Stefan Schöbi: Ganz zu Ende ist sie noch lange nicht, das wäre auch gar nicht die Absicht. Ein Etappenziel erreicht sie aber Ende Juni mit dem fünften und vorerst letzten Workshop. Übrigens: Schon Anfang 2023 haben wir bei StiftungSchweiz dazu eingeladen, Philanthropie gemeinsam zu gestalten. Diesen Aufruf meinen wir ernst und richten ihn an sämtliche Akteur:innen des Sektors, von Verbänden über akademischen Partnern bis hin zu Behörden wie der Stiftungsaufsicht oder den Steuerämtern!
Wie geht die gemeinsame Reise weiter?
Katja Schönenberger: Der dritte Schwerpunkt unserer Kooperation ist ein besseres Mapping des Sektors. Hier setzen wir aktuell einen Fokus mit zwei Pilotprojekten in unseren Arbeitskreisen «Bildung» und «Forschung». Wir stellen uns die Frage, wie wir als Sektor insgesamt eine bessere Datenbasis für Entscheidungen schaffen können.
Stefan Schöbi: StiftungSchweiz hat hier in den vergangenen Jahren das «Stiftungsbarometer» etabliert, das jährlich Stimmungen, Strategien und Trends in der Schweizer Stiftungs- und Vereinslandschaft erhebt. Wir möchten das Barometer schrittweise zu einem starken Panel für den gesamten Nonprofitsektor weiterentwickeln. Die Basis dazu ist mit den Organisationsprofilen auf stiftungschweiz.ch nämlich schon gelegt.
Hand aufs Herz, fällt Ihnen Kooperation immer leicht?

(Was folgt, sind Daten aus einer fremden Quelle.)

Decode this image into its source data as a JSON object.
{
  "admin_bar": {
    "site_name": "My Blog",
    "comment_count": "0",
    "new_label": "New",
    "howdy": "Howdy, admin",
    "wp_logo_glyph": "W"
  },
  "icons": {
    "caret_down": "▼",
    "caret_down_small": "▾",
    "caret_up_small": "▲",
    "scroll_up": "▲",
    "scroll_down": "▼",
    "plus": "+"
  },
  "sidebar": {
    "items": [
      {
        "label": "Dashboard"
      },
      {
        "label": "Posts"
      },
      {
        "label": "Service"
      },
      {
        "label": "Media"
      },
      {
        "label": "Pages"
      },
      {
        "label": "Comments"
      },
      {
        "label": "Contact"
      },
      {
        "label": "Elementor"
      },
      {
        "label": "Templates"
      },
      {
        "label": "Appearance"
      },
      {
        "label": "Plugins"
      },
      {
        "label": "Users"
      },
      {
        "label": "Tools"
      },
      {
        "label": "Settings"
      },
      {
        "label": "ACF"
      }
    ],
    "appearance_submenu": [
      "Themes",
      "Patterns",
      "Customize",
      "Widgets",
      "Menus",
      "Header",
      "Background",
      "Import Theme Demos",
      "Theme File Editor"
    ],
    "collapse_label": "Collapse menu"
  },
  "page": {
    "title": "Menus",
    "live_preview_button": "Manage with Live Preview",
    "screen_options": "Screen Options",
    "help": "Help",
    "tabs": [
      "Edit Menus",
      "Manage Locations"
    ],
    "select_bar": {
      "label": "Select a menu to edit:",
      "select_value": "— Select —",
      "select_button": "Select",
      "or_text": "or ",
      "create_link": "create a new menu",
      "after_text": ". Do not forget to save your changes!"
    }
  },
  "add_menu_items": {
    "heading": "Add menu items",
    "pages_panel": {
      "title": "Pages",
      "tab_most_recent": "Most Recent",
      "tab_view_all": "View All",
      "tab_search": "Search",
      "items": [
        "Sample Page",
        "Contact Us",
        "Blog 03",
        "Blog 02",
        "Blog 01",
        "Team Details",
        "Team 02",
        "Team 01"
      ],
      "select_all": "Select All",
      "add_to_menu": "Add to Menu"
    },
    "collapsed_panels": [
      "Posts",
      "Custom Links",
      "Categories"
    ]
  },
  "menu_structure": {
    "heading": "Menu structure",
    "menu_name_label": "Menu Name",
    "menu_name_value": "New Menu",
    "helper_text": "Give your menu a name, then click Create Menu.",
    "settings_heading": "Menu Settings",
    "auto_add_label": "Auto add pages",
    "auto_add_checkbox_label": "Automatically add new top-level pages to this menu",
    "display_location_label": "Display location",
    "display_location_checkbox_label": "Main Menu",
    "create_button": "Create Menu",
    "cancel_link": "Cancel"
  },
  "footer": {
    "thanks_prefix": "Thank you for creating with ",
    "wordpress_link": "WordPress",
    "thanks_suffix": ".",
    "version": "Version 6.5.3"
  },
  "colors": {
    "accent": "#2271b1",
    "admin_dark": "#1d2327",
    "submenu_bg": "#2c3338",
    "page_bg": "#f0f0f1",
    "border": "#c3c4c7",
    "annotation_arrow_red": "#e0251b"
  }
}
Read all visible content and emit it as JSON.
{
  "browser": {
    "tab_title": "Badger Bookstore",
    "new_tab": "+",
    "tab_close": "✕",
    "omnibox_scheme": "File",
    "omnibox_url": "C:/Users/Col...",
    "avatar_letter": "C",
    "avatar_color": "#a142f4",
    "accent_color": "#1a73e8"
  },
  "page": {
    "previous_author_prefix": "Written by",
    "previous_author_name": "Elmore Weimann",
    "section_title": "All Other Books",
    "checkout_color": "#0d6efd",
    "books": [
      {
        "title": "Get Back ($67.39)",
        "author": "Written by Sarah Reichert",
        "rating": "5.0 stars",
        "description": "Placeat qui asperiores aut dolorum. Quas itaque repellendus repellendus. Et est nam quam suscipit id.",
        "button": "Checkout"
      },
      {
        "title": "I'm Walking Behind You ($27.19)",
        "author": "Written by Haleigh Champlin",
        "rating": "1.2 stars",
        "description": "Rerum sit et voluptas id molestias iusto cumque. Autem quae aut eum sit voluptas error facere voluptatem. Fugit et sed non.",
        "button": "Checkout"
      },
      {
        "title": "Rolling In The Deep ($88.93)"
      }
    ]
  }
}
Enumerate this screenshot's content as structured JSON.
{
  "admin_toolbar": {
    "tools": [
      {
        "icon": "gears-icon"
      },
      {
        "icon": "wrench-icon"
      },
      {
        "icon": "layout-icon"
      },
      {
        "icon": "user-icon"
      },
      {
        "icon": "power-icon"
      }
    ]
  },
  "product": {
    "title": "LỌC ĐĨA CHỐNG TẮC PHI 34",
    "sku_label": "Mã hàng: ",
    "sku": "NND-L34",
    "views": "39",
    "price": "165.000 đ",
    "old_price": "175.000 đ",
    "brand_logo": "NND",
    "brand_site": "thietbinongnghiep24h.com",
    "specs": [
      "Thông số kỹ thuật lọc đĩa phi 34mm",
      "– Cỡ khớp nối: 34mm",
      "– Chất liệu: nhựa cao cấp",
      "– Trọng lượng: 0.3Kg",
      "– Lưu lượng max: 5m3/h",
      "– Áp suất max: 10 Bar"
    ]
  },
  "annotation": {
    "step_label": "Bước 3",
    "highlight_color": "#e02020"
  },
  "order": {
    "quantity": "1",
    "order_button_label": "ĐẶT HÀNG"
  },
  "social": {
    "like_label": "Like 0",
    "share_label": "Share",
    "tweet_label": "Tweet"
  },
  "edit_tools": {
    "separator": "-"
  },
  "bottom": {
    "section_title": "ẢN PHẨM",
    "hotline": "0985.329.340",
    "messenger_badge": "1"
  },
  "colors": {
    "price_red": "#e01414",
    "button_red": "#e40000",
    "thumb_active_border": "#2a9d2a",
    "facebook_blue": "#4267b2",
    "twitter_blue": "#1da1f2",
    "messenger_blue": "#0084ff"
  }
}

Katja Schönenberger: (lacht) Sie fällt uns zumindest immer leichter. Im Ernst: Kooperation ist nie ein Selbstläufer, sie ist immer eine Investition. Zu Beginn mussten wir die Ziele und Grundsätze dieser Zusammenarbeit erst schrittweise entwickeln. Seither begleiten wir sie sorgfältig und arbeiten dazu auch an einer soliden kulturellen Grundlage in den Teams. Vor kurzem haben wir sogar ein Branding eingeführt, das die gemeinsamen Initiativen kennzeichnet und zeigt, dass wir es ernst meinen …
Stefan Schöbi: … und auch die zusammen erarbeiteten Resultate als solche sichtbar machen wollen. Zum Glück sind wir beide der Auffassung, dass es keine Alternative zu dieser engen Kooperation zwischen StiftungSchweiz und SwissFoundations gibt. Es ist also keine Frage des «Ob», sondern lediglich des «Wie». Und da haben wir uns bisher immer gefunden, manchmal überraschend schnell, manchmal erst nach zähem Ringen – aber immer auf eine faire Art und Weise. Das nenne ich eine perfekte Kooperation.